Dia mengatakan, beberapa komoditas yang dibanjiri produk impor tersebut adalah tekstil dan produk tekstil, kosmetik, dan produk besutan usaha mikro, kecil, dan menengah.
"Katanya pasar mereka sedang diserbu besar-besaran oleh produk dari luar negeri. Maka dari itu, kami akan tata. Ini sedang ditata," ujar Zulhas.
Zulhas menyampaikan ada lima fokus dalam draf revisi Permendag no. 50-2020, yaitu:
1. Daftar positif
Zulhas mengatakan, komoditas yang masuk dalam daftar adalah produk yang belum bisa diproduksi secara lokal.

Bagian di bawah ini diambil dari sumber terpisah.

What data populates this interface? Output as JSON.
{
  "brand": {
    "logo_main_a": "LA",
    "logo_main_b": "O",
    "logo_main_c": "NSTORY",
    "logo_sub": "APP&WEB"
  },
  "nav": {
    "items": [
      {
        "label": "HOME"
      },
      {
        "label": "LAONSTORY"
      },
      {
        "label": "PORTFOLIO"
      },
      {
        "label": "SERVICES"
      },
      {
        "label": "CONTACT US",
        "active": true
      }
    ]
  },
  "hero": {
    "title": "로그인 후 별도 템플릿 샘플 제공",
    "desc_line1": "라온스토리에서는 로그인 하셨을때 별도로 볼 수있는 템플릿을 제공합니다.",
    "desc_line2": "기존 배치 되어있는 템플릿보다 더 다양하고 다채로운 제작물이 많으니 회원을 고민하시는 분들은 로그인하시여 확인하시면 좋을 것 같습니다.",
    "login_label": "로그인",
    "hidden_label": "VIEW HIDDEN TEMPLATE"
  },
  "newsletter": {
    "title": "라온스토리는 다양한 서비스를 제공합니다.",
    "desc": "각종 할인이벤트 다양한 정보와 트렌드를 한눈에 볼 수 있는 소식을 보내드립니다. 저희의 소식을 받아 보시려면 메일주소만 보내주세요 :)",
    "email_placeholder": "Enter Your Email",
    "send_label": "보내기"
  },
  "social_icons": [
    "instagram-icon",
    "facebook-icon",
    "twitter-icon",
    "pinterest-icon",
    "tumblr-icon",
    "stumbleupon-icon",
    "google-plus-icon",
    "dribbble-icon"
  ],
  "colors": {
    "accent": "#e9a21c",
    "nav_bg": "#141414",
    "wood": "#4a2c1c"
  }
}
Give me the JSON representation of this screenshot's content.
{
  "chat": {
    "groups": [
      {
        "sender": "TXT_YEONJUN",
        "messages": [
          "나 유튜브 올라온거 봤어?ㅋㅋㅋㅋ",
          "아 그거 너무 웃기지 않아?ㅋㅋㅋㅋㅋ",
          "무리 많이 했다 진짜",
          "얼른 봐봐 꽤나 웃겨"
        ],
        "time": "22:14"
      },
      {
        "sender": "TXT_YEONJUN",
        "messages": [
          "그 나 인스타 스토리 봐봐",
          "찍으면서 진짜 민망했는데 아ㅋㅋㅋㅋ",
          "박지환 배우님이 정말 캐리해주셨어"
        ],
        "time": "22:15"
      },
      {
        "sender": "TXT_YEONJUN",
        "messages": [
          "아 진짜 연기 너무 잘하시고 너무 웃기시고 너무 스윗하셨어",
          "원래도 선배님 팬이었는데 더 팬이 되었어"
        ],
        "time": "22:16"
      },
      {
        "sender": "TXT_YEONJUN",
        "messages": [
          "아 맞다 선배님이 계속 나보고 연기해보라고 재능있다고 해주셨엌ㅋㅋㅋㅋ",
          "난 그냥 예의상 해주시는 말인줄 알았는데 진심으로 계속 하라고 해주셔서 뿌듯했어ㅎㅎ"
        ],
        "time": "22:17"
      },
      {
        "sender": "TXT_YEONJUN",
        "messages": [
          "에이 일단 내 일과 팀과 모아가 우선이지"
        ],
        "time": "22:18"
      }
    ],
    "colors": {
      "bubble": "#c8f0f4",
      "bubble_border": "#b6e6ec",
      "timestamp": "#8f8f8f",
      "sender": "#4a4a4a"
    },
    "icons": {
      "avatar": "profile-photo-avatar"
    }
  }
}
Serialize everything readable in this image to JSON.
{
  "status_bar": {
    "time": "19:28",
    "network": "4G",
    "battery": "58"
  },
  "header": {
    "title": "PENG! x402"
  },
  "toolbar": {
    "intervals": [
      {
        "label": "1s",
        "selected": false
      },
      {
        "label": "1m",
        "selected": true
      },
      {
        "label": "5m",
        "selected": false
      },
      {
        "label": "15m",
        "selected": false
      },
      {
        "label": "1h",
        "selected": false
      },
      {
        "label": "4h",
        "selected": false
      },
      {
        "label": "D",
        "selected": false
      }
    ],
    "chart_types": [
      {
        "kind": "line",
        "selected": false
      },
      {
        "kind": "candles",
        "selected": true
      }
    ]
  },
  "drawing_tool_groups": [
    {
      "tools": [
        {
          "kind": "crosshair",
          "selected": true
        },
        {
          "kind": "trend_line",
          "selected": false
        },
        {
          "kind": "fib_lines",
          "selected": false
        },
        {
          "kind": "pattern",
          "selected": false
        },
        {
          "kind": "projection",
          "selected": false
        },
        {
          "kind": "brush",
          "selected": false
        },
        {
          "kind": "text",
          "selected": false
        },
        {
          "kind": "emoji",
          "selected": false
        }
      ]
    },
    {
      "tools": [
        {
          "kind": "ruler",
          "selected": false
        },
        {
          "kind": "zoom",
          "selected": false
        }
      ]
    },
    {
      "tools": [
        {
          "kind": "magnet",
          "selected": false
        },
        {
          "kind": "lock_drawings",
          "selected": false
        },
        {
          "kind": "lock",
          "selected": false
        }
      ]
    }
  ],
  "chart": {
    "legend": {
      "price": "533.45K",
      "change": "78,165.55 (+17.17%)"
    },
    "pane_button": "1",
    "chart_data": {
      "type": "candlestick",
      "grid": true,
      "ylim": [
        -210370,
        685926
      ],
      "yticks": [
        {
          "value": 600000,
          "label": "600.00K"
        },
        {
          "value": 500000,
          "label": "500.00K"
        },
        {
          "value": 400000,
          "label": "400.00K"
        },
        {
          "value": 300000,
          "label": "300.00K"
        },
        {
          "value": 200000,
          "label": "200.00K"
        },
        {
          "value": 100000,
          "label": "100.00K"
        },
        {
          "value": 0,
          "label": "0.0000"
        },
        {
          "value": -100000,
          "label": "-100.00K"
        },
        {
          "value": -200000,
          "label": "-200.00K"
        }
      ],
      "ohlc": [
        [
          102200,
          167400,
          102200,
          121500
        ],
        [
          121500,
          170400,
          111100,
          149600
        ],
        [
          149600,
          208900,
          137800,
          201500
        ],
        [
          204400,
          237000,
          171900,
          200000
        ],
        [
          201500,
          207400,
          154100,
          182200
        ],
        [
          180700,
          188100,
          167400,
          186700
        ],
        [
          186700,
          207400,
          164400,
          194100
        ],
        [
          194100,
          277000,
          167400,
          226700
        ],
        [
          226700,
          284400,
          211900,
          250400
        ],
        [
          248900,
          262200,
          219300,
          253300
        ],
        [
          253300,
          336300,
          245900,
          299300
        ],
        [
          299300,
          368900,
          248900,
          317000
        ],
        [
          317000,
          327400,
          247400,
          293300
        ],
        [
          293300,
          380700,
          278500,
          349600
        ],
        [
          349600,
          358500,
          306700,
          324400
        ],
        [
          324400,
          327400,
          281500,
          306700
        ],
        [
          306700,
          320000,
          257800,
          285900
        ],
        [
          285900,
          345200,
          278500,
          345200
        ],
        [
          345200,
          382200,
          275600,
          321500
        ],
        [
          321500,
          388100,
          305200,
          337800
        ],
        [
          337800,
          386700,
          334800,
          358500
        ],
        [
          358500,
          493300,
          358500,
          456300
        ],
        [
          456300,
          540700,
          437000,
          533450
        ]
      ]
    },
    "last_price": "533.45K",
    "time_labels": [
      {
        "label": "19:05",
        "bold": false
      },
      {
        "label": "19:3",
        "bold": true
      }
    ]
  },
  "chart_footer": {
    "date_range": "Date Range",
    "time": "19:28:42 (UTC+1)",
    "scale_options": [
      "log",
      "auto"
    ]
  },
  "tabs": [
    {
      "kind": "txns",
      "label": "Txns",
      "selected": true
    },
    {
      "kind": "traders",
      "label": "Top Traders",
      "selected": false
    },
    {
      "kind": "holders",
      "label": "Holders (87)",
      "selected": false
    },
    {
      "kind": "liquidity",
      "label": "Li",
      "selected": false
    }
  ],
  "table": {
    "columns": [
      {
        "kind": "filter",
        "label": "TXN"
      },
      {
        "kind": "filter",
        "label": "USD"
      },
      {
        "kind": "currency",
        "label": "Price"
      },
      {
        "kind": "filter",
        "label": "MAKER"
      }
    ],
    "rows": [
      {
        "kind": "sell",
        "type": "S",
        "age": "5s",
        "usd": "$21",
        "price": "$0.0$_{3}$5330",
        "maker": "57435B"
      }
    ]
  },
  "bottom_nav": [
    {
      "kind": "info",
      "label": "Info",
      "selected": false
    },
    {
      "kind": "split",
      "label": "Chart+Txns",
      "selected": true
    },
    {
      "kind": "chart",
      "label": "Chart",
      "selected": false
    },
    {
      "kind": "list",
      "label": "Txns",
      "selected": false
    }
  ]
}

2. Izin berusaha tidak boleh satu
Zulhas menjelaskan media sosial yang melakukan usaha jual beli harus memiliki izin jual beli. Menurutnya, hal tersebut dapat melindungi konsumen dari penargetan yang dilakukan oleh media sosial.
Zulhas menilai media sosial dapat dengan mudah mengidentifikasi perilaku setiap akun yang terdaftar. Hasil identifikasi tersebut akan diolah agar setiap akun melakukan pembelian sesuai dengan perilaku tersebut.
"Nanti produk dalam negeri yang masuk di commerce itu bisa sedikit, bisa direm oleh media sosial. Lalu produk miliki media sosial dapat masuk dan dipasarkan ke akun-akun tadi. Jadi, produk lokal kita bisa mati," kata Zulhas.
3. Standar barang
Menurut Zulhas, setiap barang impor yang dijual melalui media sosial harus memenuhi Standar Nasional Indonesia. Zulhas mencatat salah satu dokumen yang harus dilengkapi dalam pemeriksaan SNI tersebut dokumen asal-usul barang.
4. Media sosial tidak bisa menjadi produsen.
Zulhas menekankan barang yang dijual dalam media sosial harus dibuat oleh pihak lain.
5. Nilai minimum transaksi dalam media sosial adalah US$ 100
Zulhas tidak menjelaskan lebih lanjut apakah minimum transaksi tersebut merupakan batas nilai barang yang dibeli atau jumlah minimum nilai barang dalam sebuah transaksi.
"Ini akan dibahas di Kementerian Sekretariat Negara," ujarnya. Adapun, Zulhas tidak merespon saat ditanya tenggat waktu penerbitan aturan tersebut.